Mochilas, contratos y reformas laborales

14 Nov, 2014 - - @egocrata

La propuesta de reforma laboral del BBVA ha levantado algo de polvareda. También ha sido recibida con titulares bastante tontos, como El País describiéndola como una manera de abaratar el despido. Tiene mérito que Público, que no acostumbra a ser demasiado ecuánime al hablar de reformas laborales, tenga una descripción mejor y explique los antecedentes.

La idea básica es bastante sencilla:  cada trabajador es beneficiario de una cuenta de prestación por desempleo. El empleador haría aportaciones a esa cuenta, con el empleado pagando una parte. Si el empleado es despedido, podría rescatar su prestación de esa cuenta (complementada por el estado en caso de ser necesario); si decide no hacerlo, o no la necesita, al final de su vida laboral esa cuenta se incorporaría a su pensión.

Si el lenguaje os suena familiar, es porque lo he sacado de aquí; es un modelo de contrato (casi) único con mochila austríaca. Kantor tiene una explicación fantástica de este modelo de hace un par de años. Es una idea estupenda, no hace falta que lo diga; podéis leer mucho más sobre por qué tiene sentido y como funcionaría a la práctica en nuestra página sobre el contrato único.

Lo que me ha parecido interesante de la propuesta, además de la idea en si misma, ha sido la reacción del PSOE. Dejando de lado el detalle que el mismo nombre de la propuesta debería ser una pista para los portavoces del partido que este modelo sí se aplica en algún país ahí fuera (pista: está en los Alpes), el rechazo frontal es una muestra de la miopía persistente dentro del partido respecto a nuestro mercado laboral.

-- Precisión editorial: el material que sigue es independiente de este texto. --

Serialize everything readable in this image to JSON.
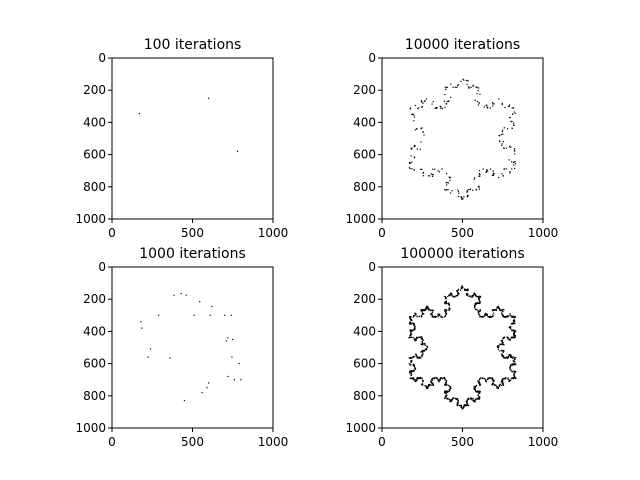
{
  "chart_data": [
    {
      "type": "scatter",
      "title": "100 iterations",
      "xlim": [
        0,
        1000
      ],
      "ylim": [
        1000,
        0
      ],
      "xticks": [
        "0",
        "500",
        "1000"
      ],
      "yticks": [
        "0",
        "200",
        "400",
        "600",
        "800",
        "1000"
      ],
      "points": [
        [
          600,
          250
        ],
        [
          170,
          345
        ],
        [
          780,
          580
        ]
      ]
    },
    {
      "type": "scatter",
      "title": "10000 iterations",
      "xlim": [
        0,
        1000
      ],
      "ylim": [
        1000,
        0
      ],
      "xticks": [
        "0",
        "500",
        "1000"
      ],
      "yticks": [
        "0",
        "200",
        "400",
        "600",
        "800",
        "1000"
      ],
      "curve": "koch-snowflake",
      "point_count": 260
    },
    {
      "type": "scatter",
      "title": "1000 iterations",
      "xlim": [
        0,
        1000
      ],
      "ylim": [
        1000,
        0
      ],
      "xticks": [
        "0",
        "500",
        "1000"
      ],
      "yticks": [
        "0",
        "200",
        "400",
        "600",
        "800",
        "1000"
      ],
      "points": [
        [
          180,
          340
        ],
        [
          185,
          380
        ],
        [
          240,
          510
        ],
        [
          225,
          560
        ],
        [
          290,
          300
        ],
        [
          360,
          565
        ],
        [
          385,
          175
        ],
        [
          430,
          165
        ],
        [
          460,
          175
        ],
        [
          450,
          830
        ],
        [
          510,
          300
        ],
        [
          545,
          215
        ],
        [
          560,
          780
        ],
        [
          590,
          750
        ],
        [
          600,
          720
        ],
        [
          610,
          300
        ],
        [
          620,
          245
        ],
        [
          700,
          300
        ],
        [
          720,
          440
        ],
        [
          710,
          460
        ],
        [
          740,
          300
        ],
        [
          745,
          560
        ],
        [
          750,
          450
        ],
        [
          760,
          700
        ],
        [
          720,
          680
        ],
        [
          790,
          600
        ],
        [
          800,
          700
        ]
      ]
    },
    {
      "type": "scatter",
      "title": "100000 iterations",
      "xlim": [
        0,
        1000
      ],
      "ylim": [
        1000,
        0
      ],
      "xticks": [
        "0",
        "500",
        "1000"
      ],
      "yticks": [
        "0",
        "200",
        "400",
        "600",
        "800",
        "1000"
      ],
      "curve": "koch-snowflake",
      "point_count": 1400
    }
  ]
}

El principal motivo que las desigualdades se hayan disparado en España no es que los ricos estén llevándose todo el dinero, sino que el tercio de la población que vive en el lado precario de nuestro mercado laboral se ha empobrecido a marchas forzadas. Sé que nos repetimos en este punto, pero la dichosa dualidad entre indefinidos y temporales está en el centro tanto de muchas de nuestras miserias sociales y económicas como del enorme boquete que ha abierto Podemos en el sistema de partidos español. El precariado en España está hasta las narices de comerse todas las tortas en esta crisis, y está abandonando al PSOE (y a IU) a marchas forzadas. Los socialistas pueden no estar de acuerdo con esta propuesta en concreto, por mucho que sea más redistributiva, justa, equitativa y eficaz que el patético sistema actual y sus espantosas cifras de paro. Lo que no pueden hacer es esconder la cabeza bajo el ala y seguir sin dar señales claras que no sólo entienden el problema, sino que además quieren hacer algo para solucionarlo. A estas alturas de la película ya ni me importa qué narices propongan, pero es hora que se den cuenta de una vez que el voto que están perdiendo hacia Podemos es el de las víctimas de nuestro mercado laboral, y que tienen que responder a esas demandas.

Probablemente eso no incluya darle la razón al departamento de estudios de un banco (gracias, BBVA, por haber convertido una idea estupenda en tóxica), pero ya va siendo hora que empiecen a salir de su letargo, en vez de ir por el mundo eliminando vocales.